Der Flügelspieler von Chelsea, Mykhaylo Mudryk, steht nach einem positiven Dopingtest vor einer möglichen Vierjahres-Sperre im Fußball, wie TalkSPORT berichtet. Der Ukrainer, der seit November 2024 nicht mehr für den Verein gespielt hat, hat Berufung beim Schiedsgericht für Sport (CAS) eingelegt. Die Situation hat auch finanzielle Auswirkungen auf seinen ehemaligen Verein, Schachtar Donezk, der auf weitere Zahlungen aus dem Transfer wartet.
Verständlicherweise hat der englische Fußballverband (FA) die lange Sperre verhängt, aber Mudryk hat die Entscheidung beim CAS angefochten, wobei seit seinem Einspruch im Februar 2026 ein Urteil aussteht.
Diese Situation lässt Chelsea in einer Schwebe bezüglich einer bedeutenden Investition zurück. Mudryk wechselte von Schachtar Donezk zu den 'Blues' im Rahmen eines hochkarätigen Transfers, wobei die Ablösesumme auf rund 70 Millionen Euro geschätzt wird und durch Bonuszahlungen potenziell auf 100 Millionen Euro steigen könnte. Bei seiner Ankunft im Januar 2023 unterzeichnete er einen Vertrag über achtundhalb Jahre, der im Rahmen der langfristigen Abschreibungsstrategie der vorherigen Vereinsführung strukturiert war.
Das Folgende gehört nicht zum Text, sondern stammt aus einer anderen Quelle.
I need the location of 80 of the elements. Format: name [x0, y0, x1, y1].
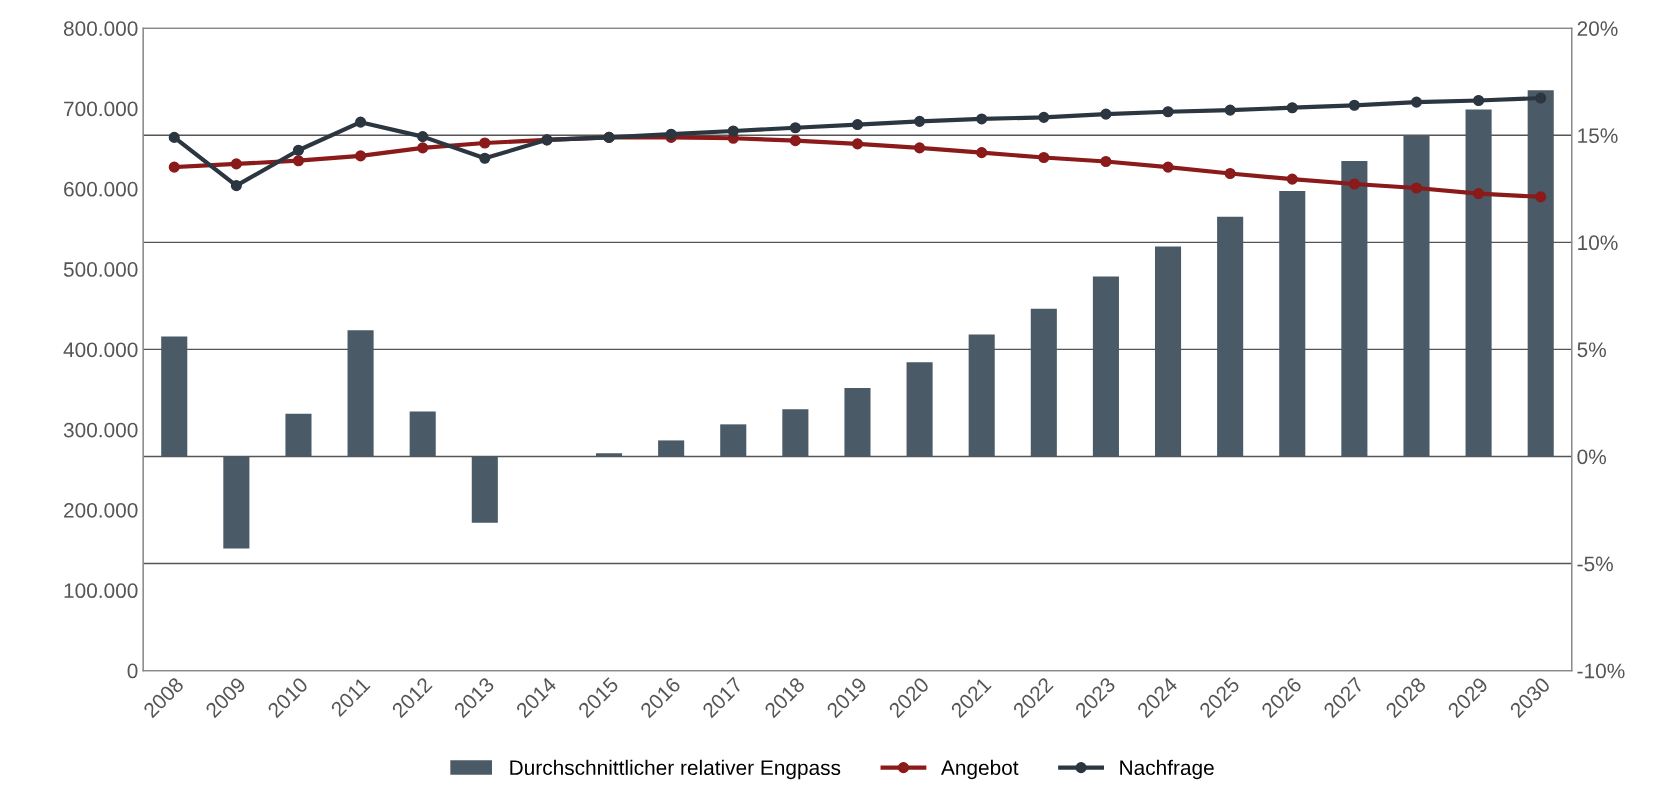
bar: [1403, 135, 1430, 457]
point: [1100, 108, 1112, 120]
bar: [1465, 109, 1492, 457]
point: [479, 152, 491, 164]
point: [1224, 104, 1236, 116]
y-tick-label: 800.000: [63, 21, 138, 36]
legend-label: Durchschnittlicher relativer Engpass: [510, 759, 841, 780]
point: [851, 138, 864, 150]
bar: [782, 409, 809, 457]
point: [168, 131, 180, 143]
point: [1535, 92, 1547, 104]
point: [1410, 96, 1423, 108]
y2-tick-label: 20%: [1577, 21, 1618, 36]
y-tick-label: 500.000: [63, 262, 138, 277]
bar: [285, 413, 312, 457]
bar: [720, 424, 747, 457]
point: [417, 142, 429, 154]
y-tick-label: 400.000: [63, 342, 138, 358]
point: [1473, 94, 1485, 107]
legend-label: Nachfrage: [1120, 759, 1214, 780]
y-tick-label: 200.000: [64, 503, 138, 518]
point: [1535, 191, 1547, 203]
bar: [223, 456, 250, 549]
bar: [1527, 90, 1554, 457]
bar: [844, 387, 871, 457]
point: [1224, 167, 1236, 180]
bar: [906, 362, 933, 457]
point: [230, 180, 242, 192]
bar: [1092, 276, 1119, 457]
bar: [471, 456, 498, 523]
y-tick-label: 300.000: [63, 422, 138, 438]
point: [168, 161, 180, 173]
point: [1162, 106, 1174, 118]
point: [1038, 111, 1050, 123]
y-tick-label: 100.000: [64, 583, 138, 599]
point: [1348, 178, 1360, 190]
point: [789, 135, 801, 147]
point: [292, 144, 305, 156]
point: [1410, 182, 1423, 194]
bar: [1154, 246, 1182, 457]
legend-label: Angebot: [941, 759, 1019, 780]
point: [1038, 151, 1050, 164]
bar: [409, 411, 436, 457]
point: [355, 116, 367, 128]
bar: [595, 453, 623, 457]
y2-tick-label: 0%: [1577, 449, 1606, 465]
point: [914, 142, 926, 154]
bar: [968, 334, 995, 457]
y-tick-label: 700.000: [64, 101, 138, 117]
y-tick-label: 600.000: [64, 181, 138, 197]
point: [914, 115, 926, 127]
bar: [658, 440, 685, 457]
point: [355, 150, 367, 162]
point: [789, 122, 801, 134]
bar: [161, 336, 188, 457]
point: [1162, 161, 1174, 173]
point: [1473, 188, 1485, 200]
y2-tick-label: 15%: [1578, 128, 1618, 144]
point: [417, 131, 429, 143]
point: [727, 125, 739, 137]
point: [1100, 155, 1112, 168]
point: [1286, 173, 1298, 185]
bar: [1341, 160, 1368, 457]
point: [976, 113, 988, 125]
y2-tick-label: -5%: [1577, 556, 1613, 572]
point: [851, 119, 864, 131]
bar: [347, 330, 374, 457]
point: [479, 137, 491, 149]
bar: [1217, 216, 1244, 457]
point: [1286, 102, 1298, 114]
point: [230, 158, 242, 170]
bar: [1279, 190, 1306, 457]
bar: [1030, 308, 1057, 457]
y2-tick-label: 5%: [1577, 342, 1606, 358]
point: [292, 155, 305, 167]
y-tick-label: 0: [127, 663, 138, 679]
y2-tick-label: -10%: [1577, 663, 1625, 679]
point: [1348, 99, 1360, 111]
point: [976, 147, 988, 159]
y2-tick-label: 10%: [1578, 235, 1618, 251]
Für Schachtar Donezk hat der langwierige Fall erhebliche finanzielle Auswirkungen. Der ukrainische Verein, der eine beträchtliche Weiterverkaufsbeteiligung in die Transfervereinbarung einbezog, kann keine weiteren Zahlungen erhalten, die an Mudryks Leistung und seine Einsätze gebunden sind, bis die Dopingangelegenheit geklärt ist. Dies verzögert eine entscheidende Einnahmequelle für einen Verein, der in einem schwierigen Umfeld aufgrund des anhaltenden Krieges in der Ukraine agiert.
Die mögliche Sperre stellt einen schweren Rückschlag für Mudryks Karriere dar. Seit seinem Wechsel nach Stamford Bridge hat der Flügelspieler zwar Ansätze seiner explosiven Geschwindigkeit und seiner Dribbelkünste gezeigt, aber in der Premier League mit konstanter Form und Ertragsschwäche zu kämpfen gehabt. Eine Vierjahres-Sperre würde seine Karriere auf höchstem Niveau während seiner besten Jahre effektiv beenden, sollte sie aufrechterhalten werden.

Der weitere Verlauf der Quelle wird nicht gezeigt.